Quand on parle de musique sixties, on arrive rapidement à aborder la surf music. « El Vici Birra – Crucis » lorgne sévère du coté du surf instrumental si cher à l’ami Dick Dale ou encore au Phantom Surfers mais en rajoutant un orgue totalement possédé façon Ray Manzarek chez les Doors. Break On Through !!!

Qui dit surf dit Dick Dale… « Dick Dale n’était pas de Bompas ». OK. C’est un fait. Mais son influence s’est sans aucun doute étendue jusqu’à cette contrée reculée de la plaine du Roussillon. Et même si dans ce titre, des plus curieux reconnaissons le, la Fender ne twangue pas comme aux plus beaux jours de Dick Dale envoyant « Miserlou » devant un public conquis, la sauce surf du bonhomme et digérée en enrichie avec des cordes orientales et le sieur Comelade, lui, surfe sur son clavier.

A coté de ses débauches d’énergie, on retrouve des morceaux plus soft. Un havre de paix dans un monde de fuzz et de guitares distordues. « The Nothing Twist » se pense comme une récréation sympathique pour reposer les portugaises à l’usage desquelles cet opus est destiné.

La pop n’est pas négligée non plus.  « A Wall Of Perrukes » se pose comme une de ces pépites pop intemporelles qui vous rentrent dans le crane dès la première écoute et que vous allez fredonner toute la journée. Le solo de kazoo vaut sont pesant de cacahouètes et ravira tous les apéros dignes de ce nom accompagné comme il se doit de l’anisette éponyme…

On retrouve un peu de paroles avec « Wunderbar », petite intro de 40 secondes qui nous permet d’entendre la voix de Lionel pour un des rares passages vocaux de l’édifice avec « You’re Never Alone with a Schizo ». Très dans l’esprit pop sixties. La guitare est remplacée par un instrument de type bouzouki.  A noter un solo trippant qui vous emmène loin, très loin…

On retrouve sur la version CD, « I’m Dead », un des premiers singles des Liminanas. Une version réenregistrée avec Pascal Comelade qui y ajoute sa touche personnelle enrichie par des cuivres…
 


 

Le grand sabbath a du marquer les Liminanas…  Après « My Black Sabbath », premier single de leur dernier album Costa Blanca, c’est maintenant « (They Call Me) Black Sabatta » que nous livrent les rockers Catalans.  Intro tranquille au piano puis la fuzz s’invite et durcit le ton.
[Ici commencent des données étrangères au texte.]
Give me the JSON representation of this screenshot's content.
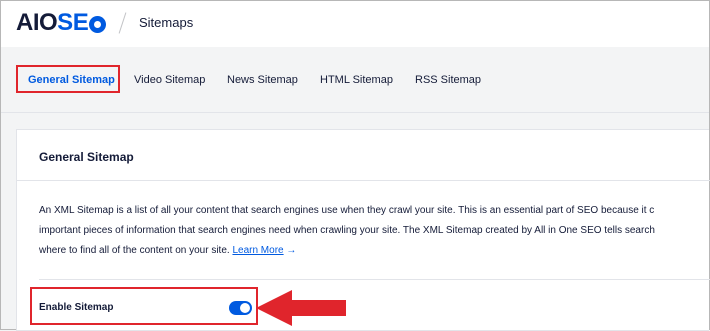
{
  "header": {
    "logo_aio": "AIO",
    "logo_s": "S",
    "logo_e": "E",
    "logo_o": "O",
    "breadcrumb": "Sitemaps"
  },
  "tabs": [
    {
      "label": "General Sitemap",
      "active": true
    },
    {
      "label": "Video Sitemap",
      "active": false
    },
    {
      "label": "News Sitemap",
      "active": false
    },
    {
      "label": "HTML Sitemap",
      "active": false
    },
    {
      "label": "RSS Sitemap",
      "active": false
    }
  ],
  "card": {
    "title": "General Sitemap",
    "description_line1": "An XML Sitemap is a list of all your content that search engines use when they crawl your site. This is an essential part of SEO because it c",
    "description_line2": "important pieces of information that search engines need when crawling your site. The XML Sitemap created by All in One SEO tells search",
    "description_line3": "where to find all of the content on your site.",
    "learn_more": "Learn More",
    "learn_more_arrow": "→"
  },
  "settings": {
    "enable_sitemap_label": "Enable Sitemap",
    "enable_sitemap_on": true
  },
  "colors": {
    "accent": "#005ae0",
    "highlight_red": "#e0252c",
    "text": "#141b38"
  },
  "icons": {
    "logo_gear": "gear-icon",
    "annotation_arrow": "red-arrow-left-icon"
  }
}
Les orchestrations sont fouillées. On se trouve pris dans une musique que n’auraient pas reniée Enio Moriconne. Pas étonnant quand on sait que les Liminanas en sont grand fans.
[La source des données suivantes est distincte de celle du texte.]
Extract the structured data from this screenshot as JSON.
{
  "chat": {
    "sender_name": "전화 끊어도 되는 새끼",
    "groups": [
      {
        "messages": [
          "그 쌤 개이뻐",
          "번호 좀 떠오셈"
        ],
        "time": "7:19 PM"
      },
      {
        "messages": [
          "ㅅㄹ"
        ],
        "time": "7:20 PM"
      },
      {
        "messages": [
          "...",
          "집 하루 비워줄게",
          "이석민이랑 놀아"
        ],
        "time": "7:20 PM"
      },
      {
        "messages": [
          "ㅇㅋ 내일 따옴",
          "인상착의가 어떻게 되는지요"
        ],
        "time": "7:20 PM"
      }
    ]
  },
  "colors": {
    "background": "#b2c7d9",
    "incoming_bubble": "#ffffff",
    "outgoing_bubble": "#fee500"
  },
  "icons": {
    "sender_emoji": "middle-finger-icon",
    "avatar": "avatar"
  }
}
Pour conclure, notons que ce Traité de Guitarres Triolectiques (à l’Usage des Portugaises Ensablées) sort dans deux versions chez Because Music, les versions LP  et CD présentant quelques petites différences dans la tracklist. Cet album se pose comme un ovni dans le paysage musical français. Mélange d’influences de deux entités fortes, la sauce prend et on se laisse embarquer aisément dans l’univers parallèle crée par la fusion des fortes personnalités en présence. Une belle réussite.